Innsbruck (OTS) - Utl: Der Großbetrug im Altenheimverband Aldrans
wirft einmal mehr die Fragen auf, was Bürgermeister alles tun sollen
und können, wofür sie befähigt sind und welche Aufgaben sie endlich
an externe Experten abgeben müssten.
Auch die besten Kontrollsysteme können kriminelle Machenschaften im
privaten und öffentlichen Bereich nicht verhindern. Egal, ob es sich
um Hunderttausende oder Millionen Euro handelt oder wie groß die
Organisation ist. Doch im Altenheim Aldrans waren leider alle
Kontrolllampen ausgeschaltet: in der Heimleitung, in der auszahlenden
Bank, im Überprüfungsausschuss, in der Verbandsversammlung mit den
sieben Bürgermeistern und in der Gemeindeaufsicht des Landes. So
konnten seit 2009 rund 698.000 Euro veruntreut werden. Das Fazit der
externen Prüfer ist deshalb ernüchternd: "Wenn aber, wie im
vorliegenden Fall, kriminelle Handlungen durch mangelnde Kontrolle
erleichtert werden, ergeben sich über einen längeren Zeitraum große
Schadensbeträge."
Natürlich beißen wie immer die Letzten die Hunde. Die
verantwortlichen Verbands█organe, sprich die Bürgermeister, werden
die Verantwortung für den Großbetrug übernehmen und ihren Rücktritt
im Verband anbieten. Schließlich geht es um die politische
Verantwortung für die gewissenhafte Verwendung der Steuermittel: Ob
sie wegen mangelnder Kontrolle wie in Salzburg verzockt oder wie in
Aldrans durch einen Buchhalter veruntreut werden, spielt dabei keine
Rolle.
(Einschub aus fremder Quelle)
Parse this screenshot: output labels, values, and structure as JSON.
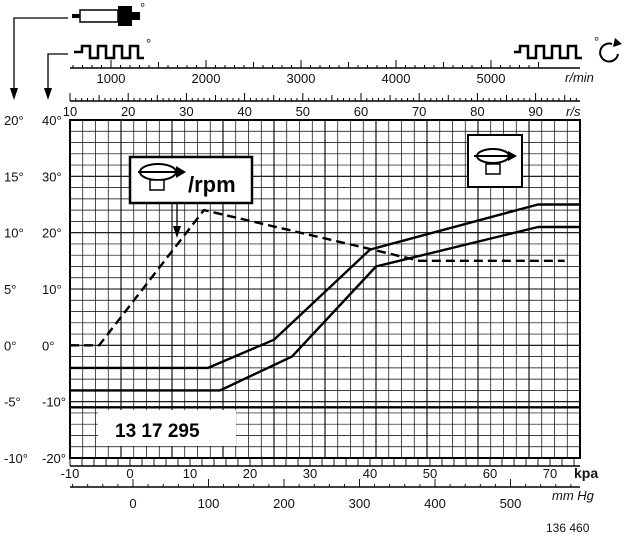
{
  "chart_data": {
    "type": "line",
    "title": "",
    "axes": {
      "rpm": {
        "label": "r/min",
        "ticks": [
          "1000",
          "2000",
          "3000",
          "4000",
          "5000"
        ]
      },
      "rps": {
        "label": "r/s",
        "ticks": [
          "10",
          "20",
          "30",
          "40",
          "50",
          "60",
          "70",
          "80",
          "90"
        ]
      },
      "left_deg": {
        "ticks": [
          "20°",
          "15°",
          "10°",
          "5°",
          "0°",
          "-5°",
          "-10°"
        ]
      },
      "left_deg2": {
        "ticks": [
          "40°",
          "30°",
          "20°",
          "10°",
          "0°",
          "-10°",
          "-20°"
        ]
      },
      "kpa": {
        "label": "kpa",
        "ticks": [
          "-10",
          "0",
          "10",
          "20",
          "30",
          "40",
          "50",
          "60",
          "70"
        ]
      },
      "mmhg": {
        "label": "mm Hg",
        "ticks": [
          "0",
          "100",
          "200",
          "300",
          "400",
          "500"
        ]
      }
    },
    "x_range_kpa": [
      -10,
      75
    ],
    "y_range_deg": [
      -20,
      40
    ],
    "grid": true,
    "series": [
      {
        "style": "dashed",
        "x_axis": "r/s",
        "points": [
          [
            10,
            0
          ],
          [
            15,
            0
          ],
          [
            33,
            24
          ],
          [
            62,
            17
          ],
          [
            70,
            15
          ],
          [
            95,
            15
          ]
        ]
      },
      {
        "style": "solid",
        "x_axis": "kpa",
        "points": [
          [
            -10,
            -4
          ],
          [
            13,
            -4
          ],
          [
            24,
            1
          ],
          [
            40,
            17
          ],
          [
            68,
            25
          ],
          [
            75,
            25
          ]
        ]
      },
      {
        "style": "solid",
        "x_axis": "kpa",
        "points": [
          [
            -10,
            -8
          ],
          [
            15,
            -8
          ],
          [
            27,
            -2
          ],
          [
            41,
            14
          ],
          [
            68,
            21
          ],
          [
            75,
            21
          ]
        ]
      },
      {
        "style": "solid",
        "x_axis": "kpa",
        "points": [
          [
            -10,
            -11
          ],
          [
            75,
            -11
          ]
        ]
      }
    ]
  },
  "labels": {
    "rpm_label": "/rpm",
    "part_number": "13 17 295",
    "figure_ref": "136 460",
    "deg_mark": "°"
  }
}
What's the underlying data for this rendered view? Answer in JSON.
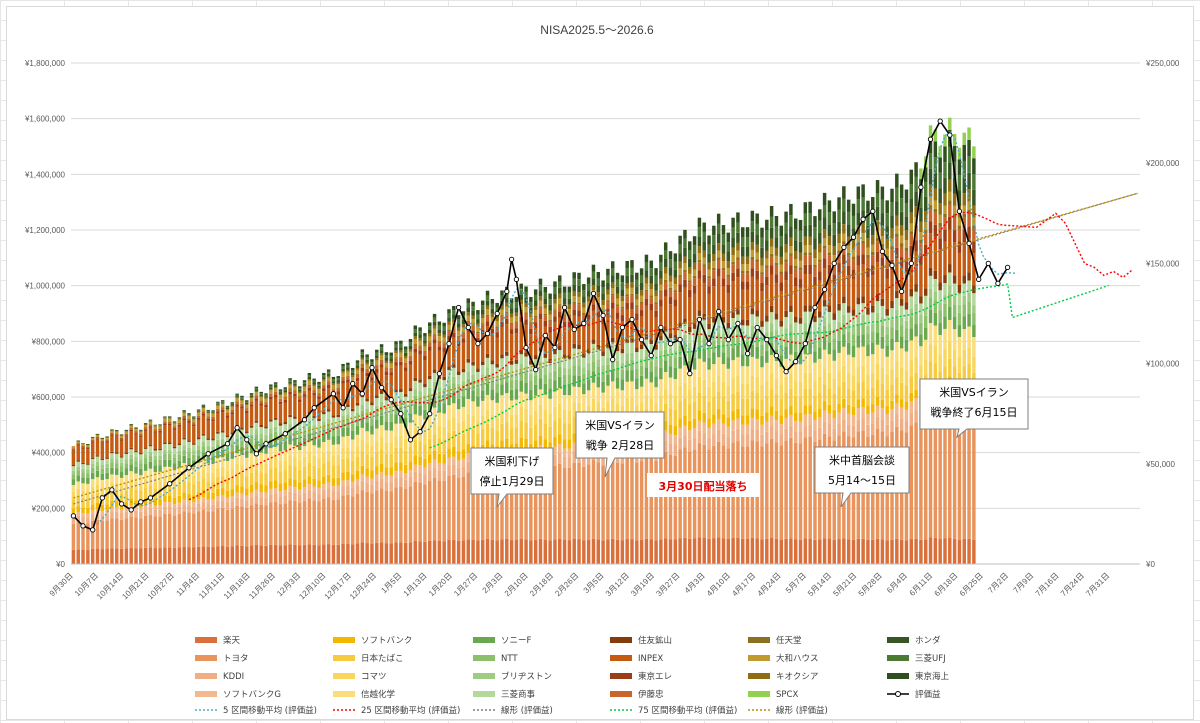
{
  "chart_data": {
    "type": "bar",
    "subtype": "stacked-bar-with-lines-dual-axis",
    "title": "NISA2025.5～2026.6",
    "left_axis": {
      "ticks": [
        "¥0",
        "¥200,000",
        "¥400,000",
        "¥600,000",
        "¥800,000",
        "¥1,000,000",
        "¥1,200,000",
        "¥1,400,000",
        "¥1,600,000",
        "¥1,800,000"
      ],
      "range": [
        0,
        1800000
      ]
    },
    "right_axis": {
      "ticks": [
        "¥0",
        "¥50,000",
        "¥100,000",
        "¥150,000",
        "¥200,000",
        "¥250,000"
      ],
      "range": [
        0,
        250000
      ]
    },
    "x_ticks": [
      "9月30日",
      "10月7日",
      "10月14日",
      "10月21日",
      "10月27日",
      "11月4日",
      "11月11日",
      "11月18日",
      "11月26日",
      "12月3日",
      "12月10日",
      "12月17日",
      "12月24日",
      "1月5日",
      "1月13日",
      "1月20日",
      "1月27日",
      "2月3日",
      "2月10日",
      "2月18日",
      "2月26日",
      "3月5日",
      "3月12日",
      "3月19日",
      "3月27日",
      "4月3日",
      "4月10日",
      "4月17日",
      "4月24日",
      "5月7日",
      "5月14日",
      "5月21日",
      "5月28日",
      "6月4日",
      "6月11日",
      "6月18日",
      "6月25日",
      "7月2日",
      "7月9日",
      "7月16日",
      "7月24日",
      "7月31日"
    ],
    "grid": true,
    "legend_position": "bottom",
    "stack_series": [
      {
        "name": "楽天",
        "color": "#d9703b"
      },
      {
        "name": "トヨタ",
        "color": "#e8945c"
      },
      {
        "name": "KDDI",
        "color": "#efae84"
      },
      {
        "name": "ソフトバンクG",
        "color": "#f2b98f"
      },
      {
        "name": "ソフトバンク",
        "color": "#f5b800"
      },
      {
        "name": "日本たばこ",
        "color": "#f7cb3f"
      },
      {
        "name": "コマツ",
        "color": "#f9d65e"
      },
      {
        "name": "信越化学",
        "color": "#fbdd7c"
      },
      {
        "name": "ソニーF",
        "color": "#6aa84f"
      },
      {
        "name": "NTT",
        "color": "#8cc06b"
      },
      {
        "name": "ブリヂストン",
        "color": "#9fcb82"
      },
      {
        "name": "三菱商事",
        "color": "#b4d79c"
      },
      {
        "name": "住友鉱山",
        "color": "#843c0c"
      },
      {
        "name": "INPEX",
        "color": "#c55a11"
      },
      {
        "name": "東京エレ",
        "color": "#9b3d17"
      },
      {
        "name": "伊藤忠",
        "color": "#c9652a"
      },
      {
        "name": "任天堂",
        "color": "#8b7020"
      },
      {
        "name": "大和ハウス",
        "color": "#c09a2c"
      },
      {
        "name": "キオクシア",
        "color": "#8f6d10"
      },
      {
        "name": "ホンダ",
        "color": "#375623"
      },
      {
        "name": "三菱UFJ",
        "color": "#4c7a34"
      },
      {
        "name": "東京海上",
        "color": "#2f4f1f"
      },
      {
        "name": "SPCX",
        "color": "#92d050"
      }
    ],
    "line_series": [
      {
        "name": "評価益",
        "color": "#000000"
      },
      {
        "name": "5 区間移動平均 (評価益)",
        "color": "#4bacc6"
      },
      {
        "name": "25 区間移動平均 (評価益)",
        "color": "#ff0000"
      },
      {
        "name": "線形 (評価益)",
        "color": "#7f7f7f"
      },
      {
        "name": "75 区間移動平均 (評価益)",
        "color": "#00cc44"
      },
      {
        "name": "線形 (評価益)",
        "color": "#bf9000"
      }
    ],
    "totals_shape": [
      [
        0,
        430000
      ],
      [
        6,
        470000
      ],
      [
        20,
        530000
      ],
      [
        30,
        580000
      ],
      [
        40,
        640000
      ],
      [
        55,
        700000
      ],
      [
        60,
        760000
      ],
      [
        68,
        800000
      ],
      [
        72,
        860000
      ],
      [
        80,
        930000
      ],
      [
        88,
        980000
      ],
      [
        100,
        1020000
      ],
      [
        108,
        1060000
      ],
      [
        120,
        1100000
      ],
      [
        130,
        1230000
      ],
      [
        150,
        1280000
      ],
      [
        162,
        1350000
      ],
      [
        170,
        1370000
      ],
      [
        175,
        1430000
      ],
      [
        178,
        1560000
      ],
      [
        182,
        1580000
      ],
      [
        186,
        1550000
      ]
    ],
    "eval_profit_points": [
      [
        0,
        24000
      ],
      [
        2,
        19000
      ],
      [
        4,
        17000
      ],
      [
        6,
        33000
      ],
      [
        8,
        37000
      ],
      [
        10,
        30000
      ],
      [
        12,
        27000
      ],
      [
        14,
        31000
      ],
      [
        16,
        33000
      ],
      [
        20,
        40000
      ],
      [
        24,
        48000
      ],
      [
        28,
        55000
      ],
      [
        32,
        60000
      ],
      [
        34,
        68000
      ],
      [
        36,
        62000
      ],
      [
        38,
        55000
      ],
      [
        40,
        60000
      ],
      [
        44,
        65000
      ],
      [
        48,
        72000
      ],
      [
        50,
        78000
      ],
      [
        54,
        85000
      ],
      [
        56,
        78000
      ],
      [
        58,
        90000
      ],
      [
        60,
        85000
      ],
      [
        62,
        98000
      ],
      [
        64,
        88000
      ],
      [
        66,
        82000
      ],
      [
        68,
        75000
      ],
      [
        70,
        62000
      ],
      [
        72,
        66000
      ],
      [
        74,
        75000
      ],
      [
        76,
        95000
      ],
      [
        78,
        110000
      ],
      [
        80,
        128000
      ],
      [
        82,
        118000
      ],
      [
        84,
        110000
      ],
      [
        86,
        115000
      ],
      [
        88,
        125000
      ],
      [
        90,
        136000
      ],
      [
        91,
        152000
      ],
      [
        92,
        142000
      ],
      [
        94,
        108000
      ],
      [
        96,
        97000
      ],
      [
        98,
        114000
      ],
      [
        100,
        108000
      ],
      [
        102,
        128000
      ],
      [
        104,
        117000
      ],
      [
        106,
        120000
      ],
      [
        108,
        135000
      ],
      [
        110,
        124000
      ],
      [
        112,
        102000
      ],
      [
        114,
        118000
      ],
      [
        116,
        122000
      ],
      [
        118,
        112000
      ],
      [
        120,
        104000
      ],
      [
        122,
        118000
      ],
      [
        124,
        110000
      ],
      [
        126,
        112000
      ],
      [
        128,
        95000
      ],
      [
        130,
        122000
      ],
      [
        132,
        110000
      ],
      [
        134,
        126000
      ],
      [
        136,
        112000
      ],
      [
        138,
        120000
      ],
      [
        140,
        105000
      ],
      [
        142,
        118000
      ],
      [
        144,
        112000
      ],
      [
        146,
        104000
      ],
      [
        148,
        96000
      ],
      [
        150,
        101000
      ],
      [
        152,
        110000
      ],
      [
        154,
        128000
      ],
      [
        156,
        137000
      ],
      [
        158,
        150000
      ],
      [
        160,
        158000
      ],
      [
        162,
        163000
      ],
      [
        164,
        172000
      ],
      [
        166,
        176000
      ],
      [
        168,
        156000
      ],
      [
        170,
        149000
      ],
      [
        172,
        136000
      ],
      [
        174,
        150000
      ],
      [
        176,
        188000
      ],
      [
        178,
        212000
      ],
      [
        180,
        221000
      ],
      [
        182,
        214000
      ],
      [
        184,
        176000
      ],
      [
        186,
        160000
      ],
      [
        188,
        142000
      ],
      [
        190,
        150000
      ],
      [
        192,
        140000
      ],
      [
        194,
        148000
      ]
    ],
    "annotations": [
      {
        "lines": [
          "米国利下げ",
          "停止1月29日"
        ],
        "highlight": false
      },
      {
        "lines": [
          "米国VSイラン",
          "戦争 2月28日"
        ],
        "highlight": false
      },
      {
        "lines": [
          "3月30日配当落ち"
        ],
        "highlight": true
      },
      {
        "lines": [
          "米中首脳会談",
          "5月14～15日"
        ],
        "highlight": false
      },
      {
        "lines": [
          "米国VSイラン",
          "戦争終了6月15日"
        ],
        "highlight": false
      }
    ]
  }
}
Zumindest in Aldrans funktionierte die Aufklärung der
Malversationen wie am Schnürchen. Und die Gemeindechefs wissen, was
sie in der Verbandsversammlung am 27. Dezember zu tun haben.
Doch das Problem liegt tiefer: Die (Dorf-)Bürgermeister sitzen in zu
vielen Gremien und wegen ihrer umfangreichen großen und kleinen
Tätigkeiten und Veranwortlichkeiten stets mit einer Pobacke im
Kriminal. Überforderung, Überschätzung und einfach Zeitmangel bauen
ein Spannungsfeld auf, dem sie oftmals nicht mehr gewachsen sind.
Krankenhaus-, Abfall-, Planungs- oder Altenheimverbände sind heute
Millionenunternehmen. Sie professionell zu managen und zu
kontrollieren, überfordert oft die überwiegend nebenberuflichen
Bürgermeister in ihrem kommunalen Alltag. Und wenn wie in Aldrans die
Verbandsführung gleichzeitig die Kontrolle ausübt, wird es noch
komplizierter.
Die politische Verantwortung können die Bürgermeister nicht abgeben,
aber in ihren Unternehmen müssen sie Profis ranlassen: für die
Führung, die Prüfung und die Kontrolle. Denn die Gemeindeautonomie
ist dort überholt, wo der Schaden größer ist als der Nutzen.